Os sindicatos acusaram António Costa de proferir "declarações cínicas e fingidas" no comício de domingo; já a Comissão de Trabalhadores lembrou os 137 despedidos, "sem qualquer perspetiva de futuro e entregues a si próprios", para sublinhar que, "mais do que valorizar as contradições do discurso atual ou a falta de preocupação que o primeiro-ministro manifestou no passado", prefere sublinhar "a preocupação que António Costa manifesta no presente e no futuro". Pede-lhe, por isso, que "reverta o despedimento e o encerramento da refinaria", em nome da economia local e nacional.
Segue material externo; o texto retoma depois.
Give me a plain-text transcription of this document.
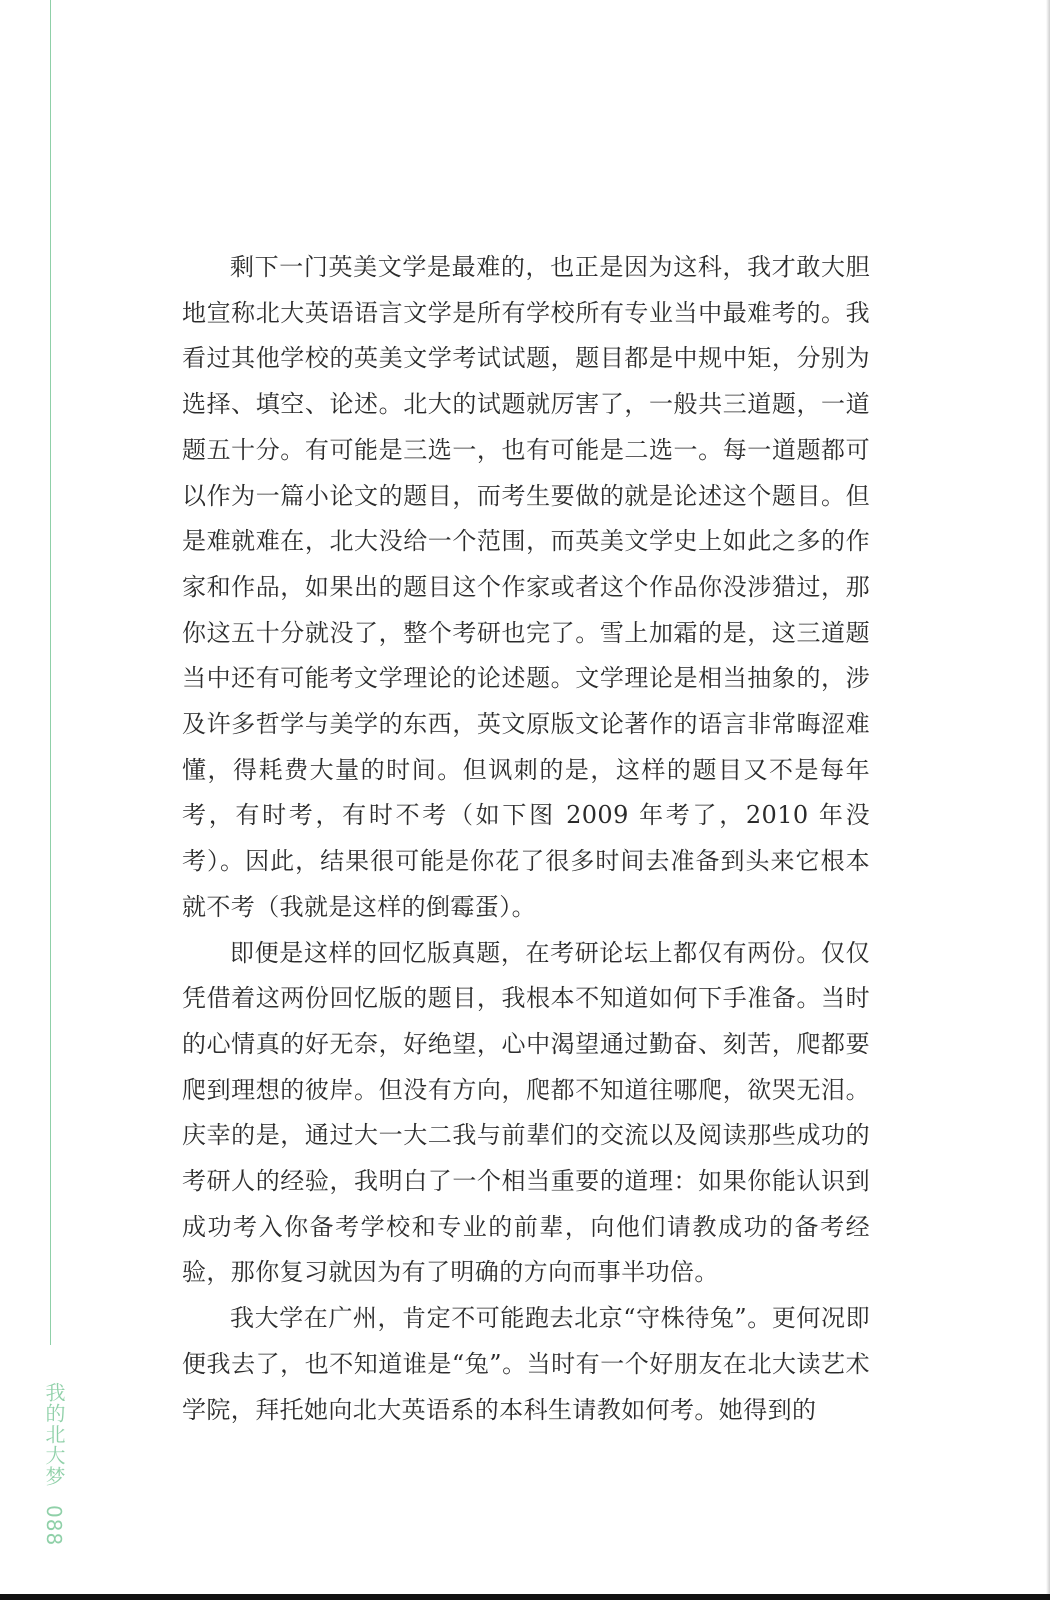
我的北大梦088

剩下一门英美文学是最难的，也正是因为这科，我才敢大胆地宣称北大英语语言文学是所有学校所有专业当中最难考的。我看过其他学校的英美文学考试试题，题目都是中规中矩，分别为选择、填空、论述。北大的试题就厉害了，一般共三道题，一道题五十分。有可能是三选一，也有可能是二选一。每一道题都可以作为一篇小论文的题目，而考生要做的就是论述这个题目。但是难就难在，北大没给一个范围，而英美文学史上如此之多的作家和作品，如果出的题目这个作家或者这个作品你没涉猎过，那你这五十分就没了，整个考研也完了。雪上加霜的是，这三道题当中还有可能考文学理论的论述题。文学理论是相当抽象的，涉及许多哲学与美学的东西，英文原版文论著作的语言非常晦涩难懂，得耗费大量的时间。但讽刺的是，这样的题目又不是每年考，有时考，有时不考（如下图 2009 年考了，2010 年没考）。因此，结果很可能是你花了很多时间去准备到头来它根本就不考（我就是这样的倒霉蛋）。

即便是这样的回忆版真题，在考研论坛上都仅有两份。仅仅凭借着这两份回忆版的题目，我根本不知道如何下手准备。当时的心情真的好无奈，好绝望，心中渴望通过勤奋、刻苦，爬都要爬到理想的彼岸。但没有方向，爬都不知道往哪爬，欲哭无泪。庆幸的是，通过大一大二我与前辈们的交流以及阅读那些成功的考研人的经验，我明白了一个相当重要的道理：如果你能认识到成功考入你备考学校和专业的前辈，向他们请教成功的备考经验，那你复习就因为有了明确的方向而事半功倍。

我大学在广州，肯定不可能跑去北京“守株待兔”。更何况即便我去了，也不知道谁是“兔”。当时有一个好朋友在北大读艺术学院，拜托她向北大英语系的本科生请教如何考。她得到的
Hélder Guerreiro lembra que o Estado detém 7% da Galp, através da Parpública, e defende que deve "reforçar essa posição, para robustecer o seu papel e garantir o futuro da empresa".

O responsável critica duramente a "pretensa transição energética" que Portugal e a Europa pretendem fazer, considerando que "não há transição nenhuma, o que há são encerramentos de unidades industriais, sem que se perspetivem alternativas de futuro".
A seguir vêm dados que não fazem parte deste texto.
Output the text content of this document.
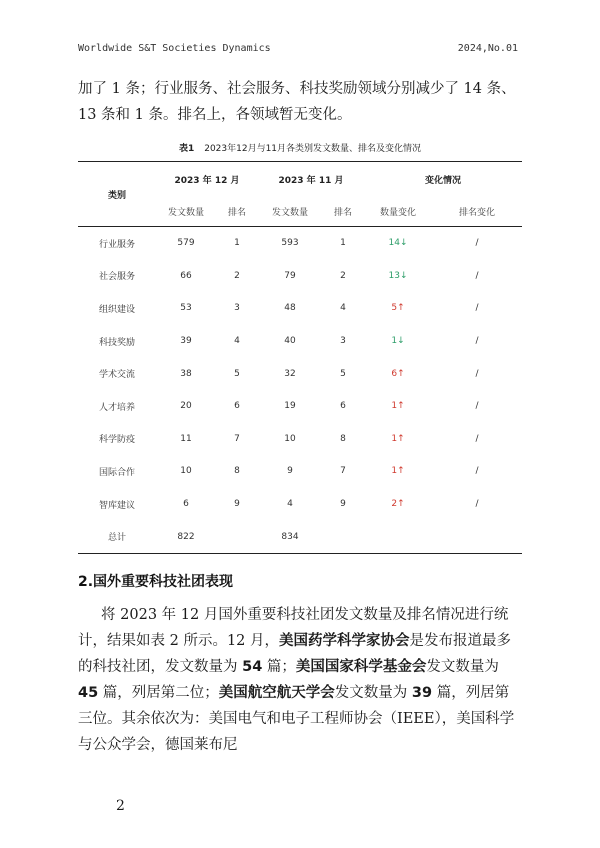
Worldwide S&T Societies Dynamics	2024,No.01

加了 1 条；行业服务、社会服务、科技奖励领域分别减少了 14 条、13 条和 1 条。排名上，各领域暂无变化。

表1 2023年12月与11月各类别发文数量、排名及变化情况
类别	2023 年 12 月		2023 年 11 月		变化情况	
	发文数量	排名	发文数量	排名	数量变化	排名变化
行业服务	579	1	593	1	14↓	/
社会服务	66	2	79	2	13↓	/
组织建设	53	3	48	4	5↑	/
科技奖励	39	4	40	3	1↓	/
学术交流	38	5	32	5	6↑	/
人才培养	20	6	19	6	1↑	/
科学防疫	11	7	10	8	1↑	/
国际合作	10	8	9	7	1↑	/
智库建议	6	9	4	9	2↑	/
总计	822		834			
2.国外重要科技社团表现

将 2023 年 12 月国外重要科技社团发文数量及排名情况进行统计，结果如表 2 所示。12 月，美国药学科学家协会是发布报道最多的科技社团，发文数量为 54 篇；美国国家科学基金会发文数量为 45 篇，列居第二位；美国航空航天学会发文数量为 39 篇，列居第三位。其余依次为：美国电气和电子工程师协会（IEEE），美国科学与公众学会，德国莱布尼

2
Reprova, ainda, a referência do primeiro-ministro e do ministro do Ambiente ao Fundo para a Transição Justa como uma solução para a refinaria de Matosinhos. "O Fundo foi desenhado para dar formação aos trabalhadores, na perspetiva de virem a ter novos empregos, mas não defende postos de trabalho. Só num ano, a transição energética destruiu 10 mil postos de trabalho. Quantos foram criados entretanto?", questiona.

Por outro lado, Hélder Guerreiro lembra que o próprio governo ainda não apresentou a Bruxelas os planos territoriais para o FTJ, sem os quais não há verbas. "O Fundo para a Transição Justa não vem alterar nada", defende.
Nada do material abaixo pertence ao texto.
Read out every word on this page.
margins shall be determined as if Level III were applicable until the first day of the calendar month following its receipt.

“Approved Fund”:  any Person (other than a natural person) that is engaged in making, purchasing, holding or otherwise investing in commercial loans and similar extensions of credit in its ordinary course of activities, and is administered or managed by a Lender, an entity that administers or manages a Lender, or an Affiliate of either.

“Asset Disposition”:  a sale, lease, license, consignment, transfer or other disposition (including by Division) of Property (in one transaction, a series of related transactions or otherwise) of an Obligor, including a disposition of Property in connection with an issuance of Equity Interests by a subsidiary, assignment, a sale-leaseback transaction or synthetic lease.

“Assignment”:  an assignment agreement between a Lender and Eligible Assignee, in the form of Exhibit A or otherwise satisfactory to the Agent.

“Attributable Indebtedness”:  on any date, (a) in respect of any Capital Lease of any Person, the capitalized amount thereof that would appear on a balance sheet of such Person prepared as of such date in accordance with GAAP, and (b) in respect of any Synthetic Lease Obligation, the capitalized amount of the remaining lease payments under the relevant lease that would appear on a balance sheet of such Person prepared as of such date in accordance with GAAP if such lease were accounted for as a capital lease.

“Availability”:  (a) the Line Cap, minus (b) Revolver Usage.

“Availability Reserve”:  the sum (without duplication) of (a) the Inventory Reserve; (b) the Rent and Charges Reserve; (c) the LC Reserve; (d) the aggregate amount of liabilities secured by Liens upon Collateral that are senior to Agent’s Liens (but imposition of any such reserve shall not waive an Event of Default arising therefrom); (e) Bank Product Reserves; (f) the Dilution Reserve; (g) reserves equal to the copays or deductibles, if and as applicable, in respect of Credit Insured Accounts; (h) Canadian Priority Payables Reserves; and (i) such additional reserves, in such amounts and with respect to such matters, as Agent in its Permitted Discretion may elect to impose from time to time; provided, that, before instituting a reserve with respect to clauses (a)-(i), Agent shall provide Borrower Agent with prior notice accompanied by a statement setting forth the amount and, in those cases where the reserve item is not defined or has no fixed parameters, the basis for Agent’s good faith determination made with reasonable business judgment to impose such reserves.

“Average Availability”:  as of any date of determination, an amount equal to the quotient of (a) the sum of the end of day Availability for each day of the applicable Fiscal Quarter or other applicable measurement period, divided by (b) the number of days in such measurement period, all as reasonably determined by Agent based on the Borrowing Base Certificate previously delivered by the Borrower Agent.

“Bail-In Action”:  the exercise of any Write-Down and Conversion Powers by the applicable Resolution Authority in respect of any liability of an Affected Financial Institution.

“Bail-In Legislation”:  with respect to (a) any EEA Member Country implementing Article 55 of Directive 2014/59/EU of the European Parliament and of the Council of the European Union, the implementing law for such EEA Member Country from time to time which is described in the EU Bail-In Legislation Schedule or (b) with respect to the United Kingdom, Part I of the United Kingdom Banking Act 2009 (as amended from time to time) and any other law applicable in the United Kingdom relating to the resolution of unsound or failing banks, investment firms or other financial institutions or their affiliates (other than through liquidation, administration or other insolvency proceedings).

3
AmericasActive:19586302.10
Já a Galp mantém-se em silêncio, recusando alimentar a polémica. Mas sempre vai insistindo que está "empenhada" na procura das "melhores soluções" para a refinaria e para os trabalhadores afetados. Esta semana, o Público noticiou que a empresa havia recusado a proposta do governo para pagar formação em Matosinhos, o que a Galp nega. Para que essa proposta pudesse avançar, os contratos de trabalho teriam de ser suspensos. "Os trabalhadores não teriam acesso ao subsídio de desemprego, nem receberiam salário, pelo que não se via como poderiam sustentar-se durante anos sem rendimento", diz.

Sobre as conclusões que o grupo de trabalho anunciou em junho para "estudar a criação de uma plataforma naquele espaço, para endereçar os desafios que a transição energética coloca", diz que "serão reveladas em tempo oportuno". Neste momento, a empresa está a "finalizar a qualificação dos solos e a proceder à limpeza dos equipamentos para o seu posterior desmantelamento". A descontaminação dos solos é a última etapa, mas sempre disse que tudo levaria cerca de três anos.